Make the dough: In a large bowl combine the All-Purpose Flour and a pinch of Salt. Make a well, add warm Water, the Egg and Oil, and mix until a shaggy dough forms; turn out and knead 6–8 minutes until smooth and elastic. Wrap and let rest 30 minutes.
Prepare the filling: Peel and quarter the Starchy Potatoes and boil in salted water until very tender. Drain and mash until smooth, then fold in crumbled Farmer's Cheese. In a small skillet, melt Butter and sauté finely diced Onion until golden; stir most of the onion into the potato mixture and season with Black Pepper and more salt to taste.
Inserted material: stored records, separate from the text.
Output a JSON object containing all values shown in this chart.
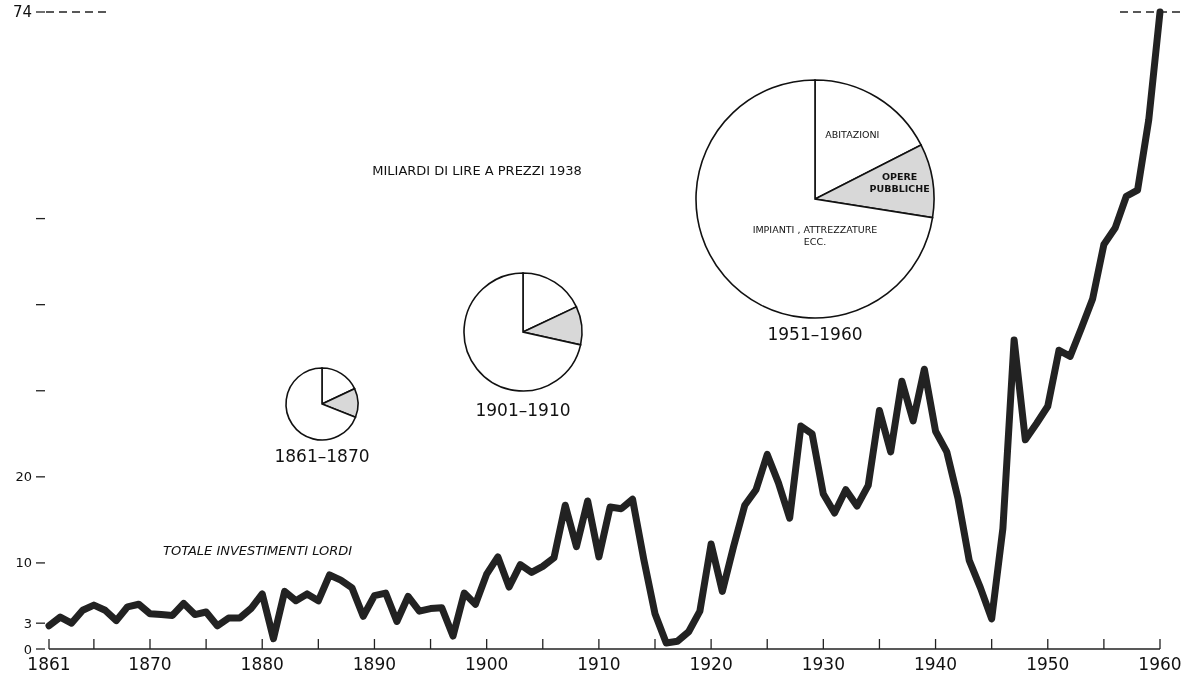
{
  "chart_data": [
    {
      "type": "line",
      "ylabel": "MILIARDI DI LIRE A PREZZI 1938",
      "x": [
        1861,
        1862,
        1863,
        1864,
        1865,
        1866,
        1867,
        1868,
        1869,
        1870,
        1871,
        1872,
        1873,
        1874,
        1875,
        1876,
        1877,
        1878,
        1879,
        1880,
        1881,
        1882,
        1883,
        1884,
        1885,
        1886,
        1887,
        1888,
        1889,
        1890,
        1891,
        1892,
        1893,
        1894,
        1895,
        1896,
        1897,
        1898,
        1899,
        1900,
        1901,
        1902,
        1903,
        1904,
        1905,
        1906,
        1907,
        1908,
        1909,
        1910,
        1911,
        1912,
        1913,
        1914,
        1915,
        1916,
        1917,
        1918,
        1919,
        1920,
        1921,
        1922,
        1923,
        1924,
        1925,
        1926,
        1927,
        1928,
        1929,
        1930,
        1931,
        1932,
        1933,
        1934,
        1935,
        1936,
        1937,
        1938,
        1939,
        1940,
        1941,
        1942,
        1943,
        1944,
        1945,
        1946,
        1947,
        1948,
        1949,
        1950,
        1951,
        1952,
        1953,
        1954,
        1955,
        1956,
        1957,
        1958,
        1959,
        1960
      ],
      "series": [
        {
          "name": "TOTALE INVESTIMENTI LORDI",
          "color": "#222222",
          "values": [
            2.7,
            3.7,
            3.0,
            4.5,
            5.1,
            4.5,
            3.3,
            4.9,
            5.2,
            4.1,
            4.0,
            3.9,
            5.3,
            4.0,
            4.3,
            2.7,
            3.6,
            3.6,
            4.7,
            6.4,
            1.2,
            6.7,
            5.6,
            6.4,
            5.6,
            8.6,
            8.0,
            7.1,
            3.8,
            6.2,
            6.5,
            3.2,
            6.1,
            4.4,
            4.7,
            4.8,
            1.5,
            6.5,
            5.2,
            8.7,
            10.7,
            7.2,
            9.8,
            8.9,
            9.6,
            10.6,
            16.7,
            11.9,
            17.2,
            10.7,
            16.5,
            16.3,
            17.4,
            10.4,
            4.1,
            0.7,
            0.9,
            2.0,
            4.4,
            12.2,
            6.7,
            11.9,
            16.7,
            18.5,
            22.6,
            19.3,
            15.2,
            25.9,
            25.0,
            18.0,
            15.8,
            18.5,
            16.6,
            19.0,
            27.7,
            22.9,
            31.1,
            26.5,
            32.5,
            25.3,
            22.9,
            17.5,
            10.3,
            7.1,
            3.5,
            14.0,
            35.9,
            24.3,
            26.2,
            28.2,
            34.7,
            34.0,
            37.3,
            40.7,
            47.0,
            48.9,
            52.6,
            53.3,
            61.5,
            74
          ]
        }
      ],
      "xlim": [
        1861,
        1960
      ],
      "xticks": [
        1861,
        {
          "value": 1865,
          "label": null
        },
        1870,
        {
          "value": 1875,
          "label": null
        },
        1880,
        {
          "value": 1885,
          "label": null
        },
        1890,
        {
          "value": 1895,
          "label": null
        },
        1900,
        {
          "value": 1905,
          "label": null
        },
        1910,
        {
          "value": 1915,
          "label": null
        },
        1920,
        {
          "value": 1925,
          "label": null
        },
        1930,
        {
          "value": 1935,
          "label": null
        },
        1940,
        {
          "value": 1945,
          "label": null
        },
        1950,
        {
          "value": 1955,
          "label": null
        },
        1960
      ],
      "ylim": [
        0,
        74
      ],
      "yticks": [
        0,
        3,
        10,
        20,
        {
          "value": 30,
          "label": null
        },
        {
          "value": 40,
          "label": null
        },
        {
          "value": 50,
          "label": null
        },
        74
      ],
      "ref_lines": [
        {
          "axis": "y",
          "value": 74,
          "line_style": "dashed",
          "color": "#222222"
        }
      ]
    },
    {
      "type": "pie",
      "title": "1861–1870",
      "categories": [
        null,
        null,
        null
      ],
      "values": [
        18,
        13,
        69
      ],
      "colors": [
        "#ffffff",
        "#d8d8d8",
        "#ffffff"
      ]
    },
    {
      "type": "pie",
      "title": "1901–1910",
      "categories": [
        null,
        null,
        null
      ],
      "values": [
        18,
        10.5,
        71.5
      ],
      "colors": [
        "#ffffff",
        "#d8d8d8",
        "#ffffff"
      ]
    },
    {
      "type": "pie",
      "title": "1951–1960",
      "categories": [
        "ABITAZIONI",
        "OPERE PUBBLICHE",
        "IMPIANTI , ATTREZZATURE ECC."
      ],
      "values": [
        17.5,
        10,
        72.5
      ],
      "colors": [
        "#ffffff",
        "#d8d8d8",
        "#ffffff"
      ]
    }
  ]
}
Assemble pierogi: Roll the rested dough on a lightly floured surface to about 1/8" (3 mm) thickness. Cut rounds (about 3"/7–8 cm) and place a teaspoon or so of filling in the center of each round. Fold dough over to form a half-moon and press the edges to seal, crimping with a fork if desired.
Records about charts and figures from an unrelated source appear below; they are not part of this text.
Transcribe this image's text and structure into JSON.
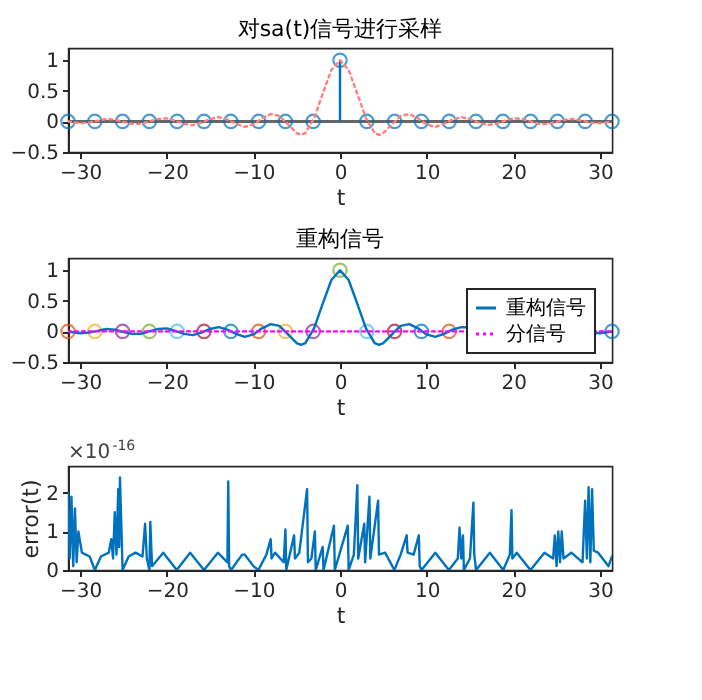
{
  "chart_data": [
    {
      "type": "line",
      "title": "对sa(t)信号进行采样",
      "xlabel": "t",
      "xlim": [
        -31.4,
        31.4
      ],
      "xticks": [
        -30,
        -20,
        -10,
        0,
        10,
        20,
        30
      ],
      "ylim": [
        -0.5,
        1.2
      ],
      "yticks": [
        -0.5,
        0,
        0.5,
        1
      ],
      "grid": false,
      "legend": false,
      "ref_lines": [
        {
          "axis": "y",
          "value": 0,
          "color": "#666666"
        }
      ],
      "series": [
        {
          "color": "#ff7f7f",
          "line_style": "dotted",
          "x": [
            -31.4,
            -31,
            -30,
            -29,
            -28,
            -27,
            -26,
            -25,
            -24,
            -23,
            -22,
            -21,
            -20,
            -19,
            -18,
            -17,
            -16,
            -15,
            -14,
            -13,
            -12,
            -11,
            -10,
            -9,
            -8,
            -7,
            -6,
            -5,
            -4.5,
            -4,
            -3,
            -2,
            -1,
            0,
            1,
            2,
            3,
            4,
            4.5,
            5,
            6,
            7,
            8,
            9,
            10,
            11,
            12,
            13,
            14,
            15,
            16,
            17,
            18,
            19,
            20,
            21,
            22,
            23,
            24,
            25,
            26,
            27,
            28,
            29,
            30,
            31,
            31.4
          ],
          "values": [
            0,
            -0.01,
            -0.03,
            -0.02,
            0.01,
            0.04,
            0.03,
            -0.01,
            -0.04,
            -0.04,
            0,
            0.04,
            0.05,
            0.01,
            -0.04,
            -0.06,
            -0.02,
            0.04,
            0.07,
            0.03,
            -0.04,
            -0.09,
            -0.05,
            0.05,
            0.12,
            0.09,
            -0.05,
            -0.19,
            -0.22,
            -0.19,
            0.05,
            0.45,
            0.84,
            1,
            0.84,
            0.45,
            0.05,
            -0.19,
            -0.22,
            -0.19,
            -0.05,
            0.09,
            0.12,
            0.05,
            -0.05,
            -0.09,
            -0.04,
            0.03,
            0.07,
            0.04,
            -0.02,
            -0.06,
            -0.04,
            0.01,
            0.05,
            0.04,
            0,
            -0.04,
            -0.04,
            -0.01,
            0.03,
            0.04,
            0.01,
            -0.02,
            -0.03,
            -0.01,
            0
          ]
        },
        {
          "type": "lollipop",
          "color": "#0072bd",
          "marker": "circle",
          "x": [
            -31.4,
            -28.3,
            -25.1,
            -22.0,
            -18.8,
            -15.7,
            -12.6,
            -9.4,
            -6.3,
            -3.1,
            0,
            3.1,
            6.3,
            9.4,
            12.6,
            15.7,
            18.8,
            22.0,
            25.1,
            28.3,
            31.4
          ],
          "values": [
            0,
            0,
            0,
            0,
            0,
            0,
            0,
            0,
            0,
            0,
            1,
            0,
            0,
            0,
            0,
            0,
            0,
            0,
            0,
            0,
            0
          ]
        }
      ]
    },
    {
      "type": "line",
      "title": "重构信号",
      "xlabel": "t",
      "xlim": [
        -31.4,
        31.4
      ],
      "xticks": [
        -30,
        -20,
        -10,
        0,
        10,
        20,
        30
      ],
      "ylim": [
        -0.5,
        1.2
      ],
      "yticks": [
        -0.5,
        0,
        0.5,
        1
      ],
      "grid": false,
      "legend": "right",
      "series": [
        {
          "name": "重构信号",
          "color": "#0072bd",
          "line_style": "solid",
          "x": [
            -31.4,
            -31,
            -30,
            -29,
            -28,
            -27,
            -26,
            -25,
            -24,
            -23,
            -22,
            -21,
            -20,
            -19,
            -18,
            -17,
            -16,
            -15,
            -14,
            -13,
            -12,
            -11,
            -10,
            -9,
            -8,
            -7,
            -6,
            -5,
            -4.5,
            -4,
            -3,
            -2,
            -1,
            0,
            1,
            2,
            3,
            4,
            4.5,
            5,
            6,
            7,
            8,
            9,
            10,
            11,
            12,
            13,
            14,
            15,
            16,
            17,
            18,
            19,
            20,
            21,
            22,
            23,
            24,
            25,
            26,
            27,
            28,
            29,
            30,
            31,
            31.4
          ],
          "values": [
            0,
            -0.01,
            -0.03,
            -0.02,
            0.01,
            0.04,
            0.03,
            -0.01,
            -0.04,
            -0.04,
            0,
            0.04,
            0.05,
            0.01,
            -0.04,
            -0.06,
            -0.02,
            0.04,
            0.07,
            0.03,
            -0.04,
            -0.09,
            -0.05,
            0.05,
            0.12,
            0.09,
            -0.05,
            -0.19,
            -0.22,
            -0.19,
            0.05,
            0.45,
            0.84,
            1,
            0.84,
            0.45,
            0.05,
            -0.19,
            -0.22,
            -0.19,
            -0.05,
            0.09,
            0.12,
            0.05,
            -0.05,
            -0.09,
            -0.04,
            0.03,
            0.07,
            null,
            null,
            null,
            null,
            null,
            null,
            null,
            null,
            null,
            null,
            null,
            null,
            null,
            null,
            null,
            -0.03,
            -0.01,
            0
          ]
        },
        {
          "name": "分信号",
          "color": "#ff00ff",
          "line_style": "dotted",
          "x": [
            -31.4,
            0,
            14,
            20,
            30,
            31.4
          ],
          "values": [
            0,
            0,
            0,
            null,
            0,
            0
          ]
        },
        {
          "type": "scatter",
          "marker": "circle",
          "x": [
            -31.4,
            -28.3,
            -25.1,
            -22.0,
            -18.8,
            -15.7,
            -12.6,
            -9.4,
            -6.3,
            -3.1,
            0,
            3.1,
            6.3,
            9.4,
            12.6,
            15.7,
            18.8,
            22.0,
            25.1,
            28.3,
            31.4
          ],
          "values": [
            0,
            0,
            0,
            0,
            0,
            0,
            0,
            0,
            0,
            0,
            1,
            0,
            0,
            0,
            0,
            null,
            null,
            null,
            null,
            null,
            0
          ],
          "colors": [
            "#d95319",
            "#edb120",
            "#7e2f8e",
            "#77ac30",
            "#4dbeee",
            "#a2142f",
            "#0072bd",
            "#d95319",
            "#edb120",
            "#7e2f8e",
            "#77ac30",
            "#4dbeee",
            "#a2142f",
            "#0072bd",
            "#d95319",
            "#edb120",
            "#7e2f8e",
            "#77ac30",
            "#4dbeee",
            "#a2142f",
            "#0072bd"
          ]
        }
      ]
    },
    {
      "type": "line",
      "xlabel": "t",
      "ylabel": "error(t)",
      "xlim": [
        -31.4,
        31.4
      ],
      "xticks": [
        -30,
        -20,
        -10,
        0,
        10,
        20,
        30
      ],
      "ylim": [
        0,
        2.7
      ],
      "yticks": [
        0,
        1,
        2
      ],
      "grid": false,
      "legend": false,
      "annotations": [
        "×10$^{-16}$"
      ],
      "series": [
        {
          "color": "#0072bd",
          "line_style": "solid",
          "x": [
            -31.4,
            -31.2,
            -31.0,
            -30.8,
            -30.6,
            -30.4,
            -30.2,
            -29.8,
            -28.9,
            -28.3,
            -27.6,
            -26.7,
            -26.4,
            -26.2,
            -26.0,
            -25.8,
            -25.6,
            -25.5,
            -25.4,
            -25.1,
            -24.4,
            -23.6,
            -22.8,
            -22.5,
            -22.3,
            -22.0,
            -21.9,
            -21.7,
            -20.4,
            -18.85,
            -17.3,
            -15.7,
            -14.1,
            -13.0,
            -12.9,
            -12.8,
            -12.57,
            -11.3,
            -11.0,
            -10.0,
            -9.42,
            -8.5,
            -8.0,
            -7.9,
            -7.5,
            -6.5,
            -6.3,
            -6.2,
            -5.3,
            -5.2,
            -4.7,
            -3.8,
            -3.7,
            -3.3,
            -2.9,
            -2.8,
            -2.0,
            -1.9,
            -0.7,
            -0.6,
            0.9,
            1.0,
            1.6,
            2.0,
            2.1,
            2.8,
            2.9,
            3.4,
            3.5,
            4.4,
            4.5,
            5.2,
            6.28,
            7.0,
            7.7,
            7.8,
            8.5,
            9.1,
            9.2,
            9.42,
            11.0,
            12.57,
            13.6,
            13.8,
            14.0,
            14.2,
            14.3,
            15.0,
            15.4,
            15.5,
            15.71,
            17.3,
            18.85,
            19.6,
            19.8,
            19.9,
            20.4,
            21.99,
            23.6,
            24.6,
            24.8,
            25.0,
            25.2,
            25.4,
            25.6,
            25.8,
            26.7,
            28.0,
            28.3,
            28.5,
            28.7,
            28.9,
            29.1,
            29.3,
            29.8,
            31.0,
            31.4
          ],
          "values": [
            2.0,
            0.3,
            1.9,
            0.1,
            1.6,
            0.2,
            1.0,
            0.45,
            0.35,
            0,
            0.35,
            0.45,
            0.8,
            0.3,
            1.5,
            0.4,
            2.1,
            0.6,
            2.4,
            0,
            0.35,
            0.45,
            0.35,
            1.2,
            0.3,
            0,
            1.25,
            0.1,
            0.45,
            0,
            0.45,
            0,
            0.45,
            0.2,
            2.3,
            0.1,
            0,
            0.4,
            0.4,
            0.1,
            0,
            0.4,
            0.8,
            0.3,
            0.45,
            0.2,
            1.05,
            0,
            0.9,
            0.3,
            0.45,
            2.1,
            0.2,
            0.3,
            1.0,
            0,
            0.6,
            0,
            1.15,
            0,
            1.15,
            0,
            0.4,
            2.2,
            0.3,
            1.2,
            0.2,
            1.9,
            0.3,
            1.8,
            0.4,
            0.45,
            0,
            0.4,
            0.9,
            0.45,
            0.4,
            0.9,
            0.1,
            0,
            0.45,
            0,
            0.3,
            1.1,
            0.3,
            0.9,
            0,
            0.3,
            1.75,
            0.4,
            0,
            0.45,
            0,
            0.4,
            1.55,
            0.3,
            0.45,
            0,
            0.45,
            0.3,
            0.9,
            0.1,
            1.0,
            0.2,
            1.0,
            0.3,
            0.45,
            0.2,
            1.8,
            0.3,
            2.15,
            0.2,
            2.1,
            0.5,
            0.45,
            0.1,
            0.35
          ]
        }
      ]
    }
  ]
}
Cook pierogi: Bring a large pot of salted water to a gentle boil. Drop pierogi in batches so they don’t crowd; when they float, cook 1–2 minutes more, then remove with a slotted spoon to drain.
Optional finish: For extra flavor and texture, heat an additional knob of Butter in a skillet and sauté remaining sliced Onion until caramelized. Add drained pierogi and fry a few minutes per side until lightly browned and crisp.
Serve: Plate the pierogi warm with a generous spoonful of Sour Cream and a sprinkle of chopped Chives. Adjust seasoning with extra Salt and Black Pepper if needed.